As you might expect, most low-income homes live in debt, and much of that debt is for a very common service (TV). A Comcast insider informed us last year that many applicants were getting rejected as a result. Last December, groups representing low-income individuals started noticing that the program seemed designed to minimize the number of people who would actually benefit from it. Many low-income families weren't qualifying, or had no idea the program existed.
Things bubbled over a little further this week with protesters in Philadelphia again accusing Comcast of making Internet Essentials too difficult to actually get. Originally, officials had insisted that the program could bring cheap broadband to 150,000 students in Philadelphia alone. Of the 3.5 million National School Lunch Program (NSLP) families in the districts Comcast worked with, the company says they've connected 41,000 families nationwide so far. That's certainly not nothing, but it's a far cry from the totals predicted at a series of city launches that delivered oodles of positive PR for Comcast.

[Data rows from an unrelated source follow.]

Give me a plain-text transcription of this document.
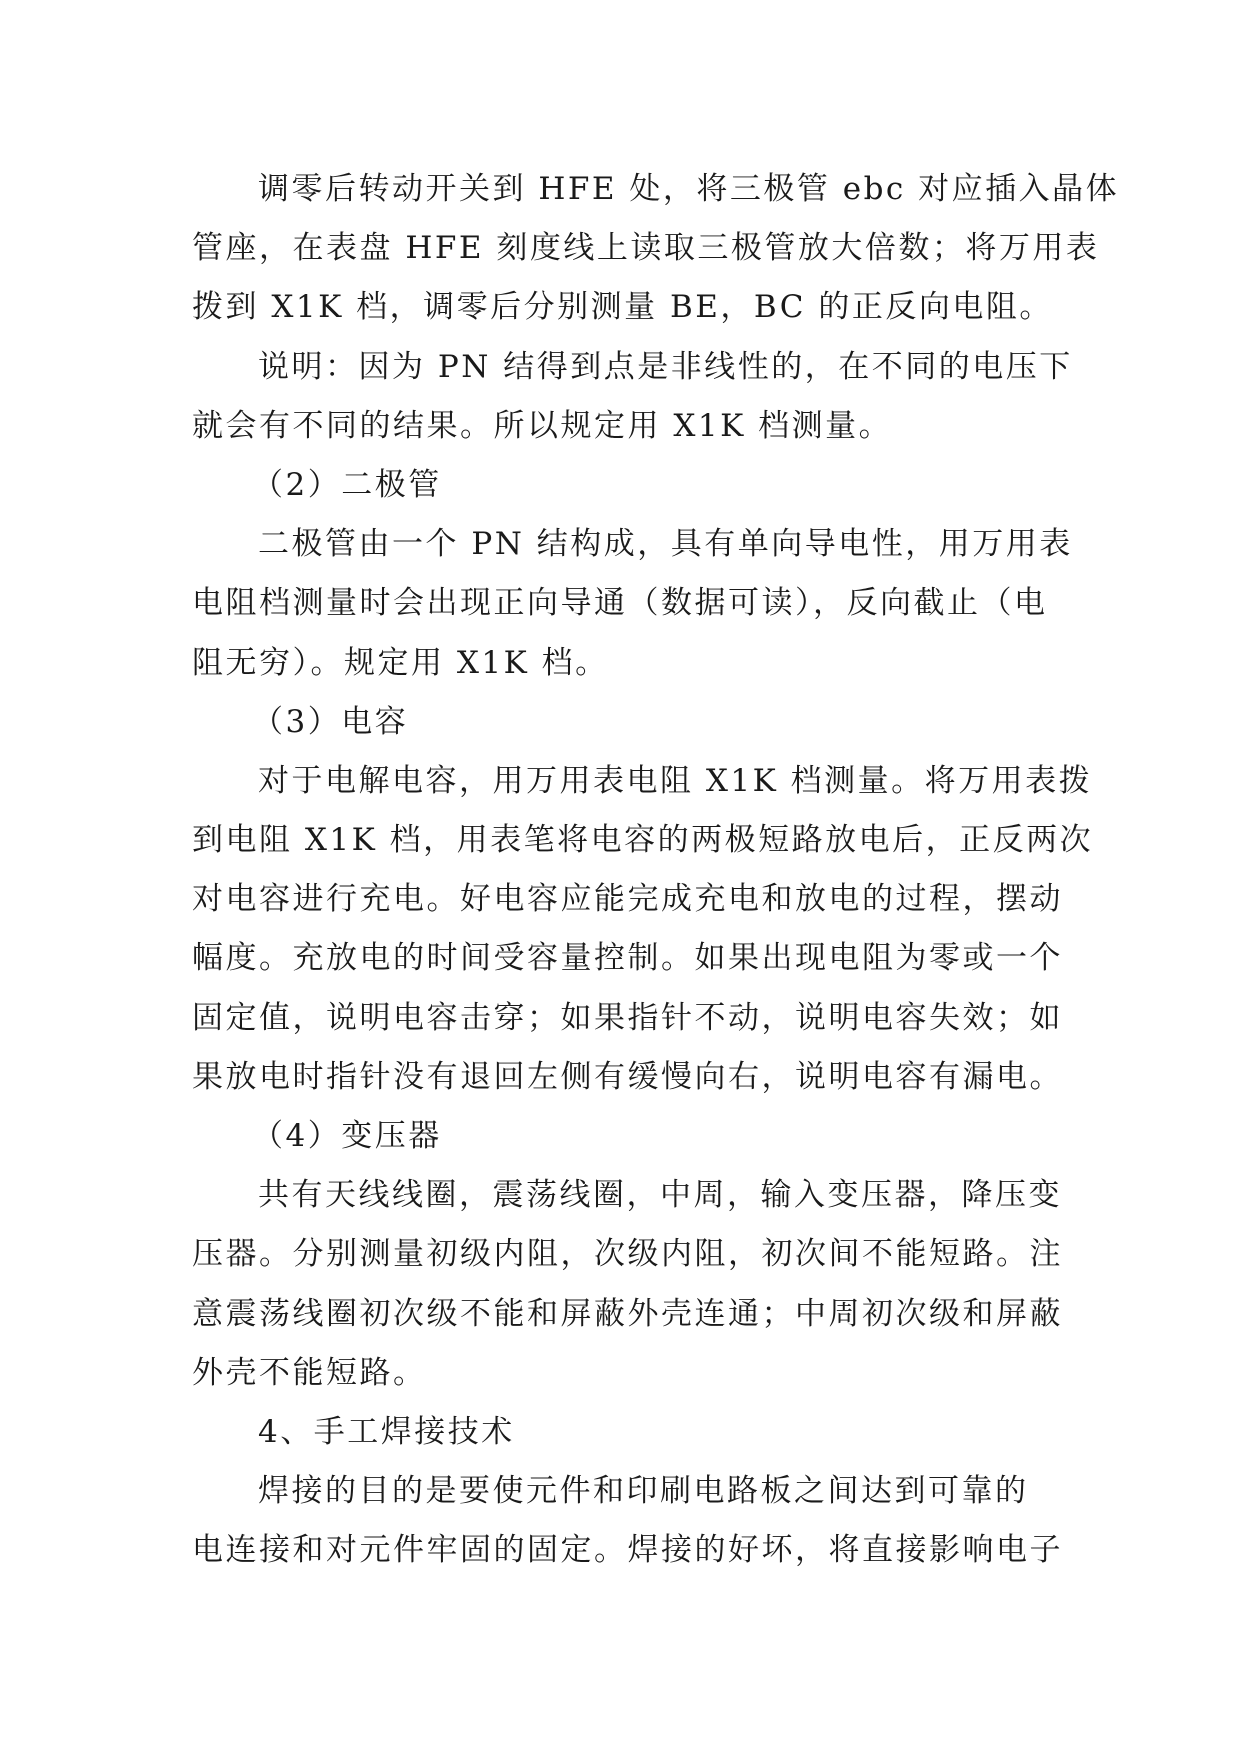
调零后转动开关到 HFE 处，将三极管 ebc 对应插入晶体
管座，在表盘 HFE 刻度线上读取三极管放大倍数；将万用表
拨到 X1K 档，调零后分别测量 BE，BC 的正反向电阻。
说明：因为 PN 结得到点是非线性的，在不同的电压下
就会有不同的结果。所以规定用 X1K 档测量。
（2）二极管
二极管由一个 PN 结构成，具有单向导电性，用万用表
电阻档测量时会出现正向导通（数据可读），反向截止（电
阻无穷）。规定用 X1K 档。
（3）电容
对于电解电容，用万用表电阻 X1K 档测量。将万用表拨
到电阻 X1K 档，用表笔将电容的两极短路放电后，正反两次
对电容进行充电。好电容应能完成充电和放电的过程，摆动
幅度。充放电的时间受容量控制。如果出现电阻为零或一个
固定值，说明电容击穿；如果指针不动，说明电容失效；如
果放电时指针没有退回左侧有缓慢向右，说明电容有漏电。
（4）变压器
共有天线线圈，震荡线圈，中周，输入变压器，降压变
压器。分别测量初级内阻，次级内阻，初次间不能短路。注
意震荡线圈初次级不能和屏蔽外壳连通；中周初次级和屏蔽
外壳不能短路。
4、手工焊接技术
焊接的目的是要使元件和印刷电路板之间达到可靠的
电连接和对元件牢固的固定。焊接的好坏，将直接影响电子
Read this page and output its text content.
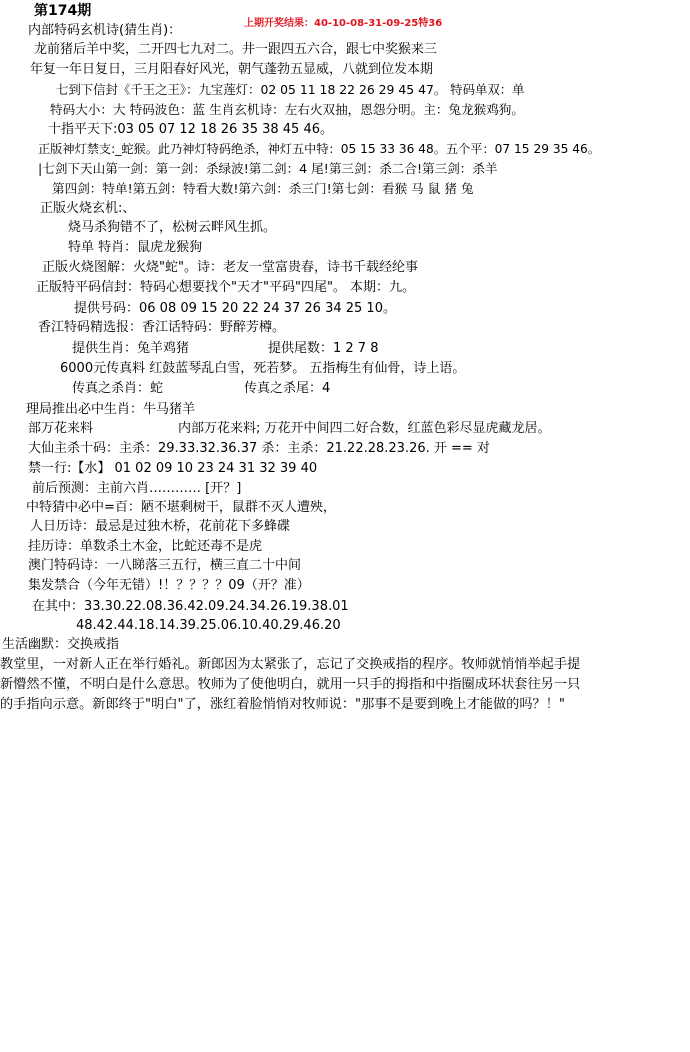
第174期
上期开奖结果：40-10-08-31-09-25特36
内部特码玄机诗(猜生肖)：
龙前猪后羊中奖，二开四七九对二。井一跟四五六合，跟七中奖猴来三
年复一年日复日，三月阳春好风光，朝气蓬勃五显威，八就到位发本期
七到下信封《千王之王》：九宝莲灯：02 05 11 18 22 26 29 45 47。 特码单双：单
特码大小：大 特码波色：蓝 生肖玄机诗：左右火双抽，恩怨分明。主：兔龙猴鸡狗。
十指平天下:03 05 07 12 18 26 35 38 45 46。
正版神灯禁支:_蛇猴。此乃神灯特码绝杀，神灯五中特：05 15 33 36 48。五个平：07 15 29 35 46。
|七剑下天山第一剑：第一剑：杀绿波!第二剑：4 尾!第三剑：杀二合!第三剑：杀羊
第四剑：特单!第五剑：特看大数!第六剑：杀三门!第七剑：看猴 马 鼠 猪 兔
正版火烧玄机:、
烧马杀狗错不了，松树云畔风生抓。
特单 特肖：鼠虎龙猴狗
正版火烧图解：火烧"蛇"。诗：老友一堂富贵春，诗书千载经纶事
正版特平码信封：特码心想要找个"天才"平码"四尾"。 本期：九。
提供号码：06 08 09 15 20 22 24 37 26 34 25 10。
香江特码精选报：香江话特码：野醉芳樽。
提供生肖：兔羊鸡猪	提供尾数：1 2 7 8
6000元传真料 红鼓蓝琴乱白雪，死若梦。 五指梅生有仙骨，诗上语。
传真之杀肖：蛇	传真之杀尾：4
理局推出必中生肖：牛马猪羊
部万花来料	内部万花来料; 万花开中间四二好合数，红蓝色彩尽显虎藏龙居。
大仙主杀十码：主杀：29.33.32.36.37 杀：主杀：21.22.28.23.26. 开 == 对
禁一行:【水】 01 02 09 10 23 24 31 32 39 40
前后预测：主前六肖………… [开？]
中特猜中必中=百：陋不堪剩树干，鼠群不灭人遭殃，
人日历诗：最忌是过独木桥，花前花下多蜂碟
挂历诗：单数杀土木金，比蛇还毒不是虎
澳门特码诗：一八睇落三五行，横三直二十中间
集发禁合（今年无错）!！？？？？09（开？准）
在其中：33.30.22.08.36.42.09.24.34.26.19.38.01
48.42.44.18.14.39.25.06.10.40.29.46.20
生活幽默：交换戒指
教堂里，一对新人正在举行婚礼。新郎因为太紧张了，忘记了交换戒指的程序。牧师就悄悄举起手提
新懵然不懂，不明白是什么意思。牧师为了使他明白，就用一只手的拇指和中指圈成环状套往另一只
的手指向示意。新郎终于"明白"了，涨红着脸悄悄对牧师说："那事不是要到晚上才能做的吗？！"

Responding to criticism, Comcast today announced they are going to shore up some parts of the program. Among the changes, Comcast says they're going to ramp up eligibility to include families that qualify for reduced price school lunches (not just the NSLP), a move Comcast estimates will increase potential homes by 300,000. The company's also going to up the speed of the offering from 1.5 Mbps to 3 Mbps downstream and up to 768 Kbps upstream, more in line with the minimum definition of broadband.
"As gratifying as these early results are to Comcast, we recognize there is still a long road ahead," said Comcast Public Policy VP David Cohen. "We remain firmly committed to the important cause of providing low-income families with an opportunity to connect to affordable broadband service," said Cohen. That commitment, at least as it currently stands, is expected to last for another two years or so, after which qualifying families will revert to less opportunity-creating standard Comcast rates.
On one hand, you don't want to be too critical of Comcast's effort because the fact they're doing anything at all for struggling families is obviously better than nothing. On the other hand, you'd be naive to believe Comcast didn't originally design the program to exclude as many potential families as possible as a hollow NBC merger condition. Still, that the company is willing to move a little on speed and qualification requirements is certainly welcome news to low-income residents.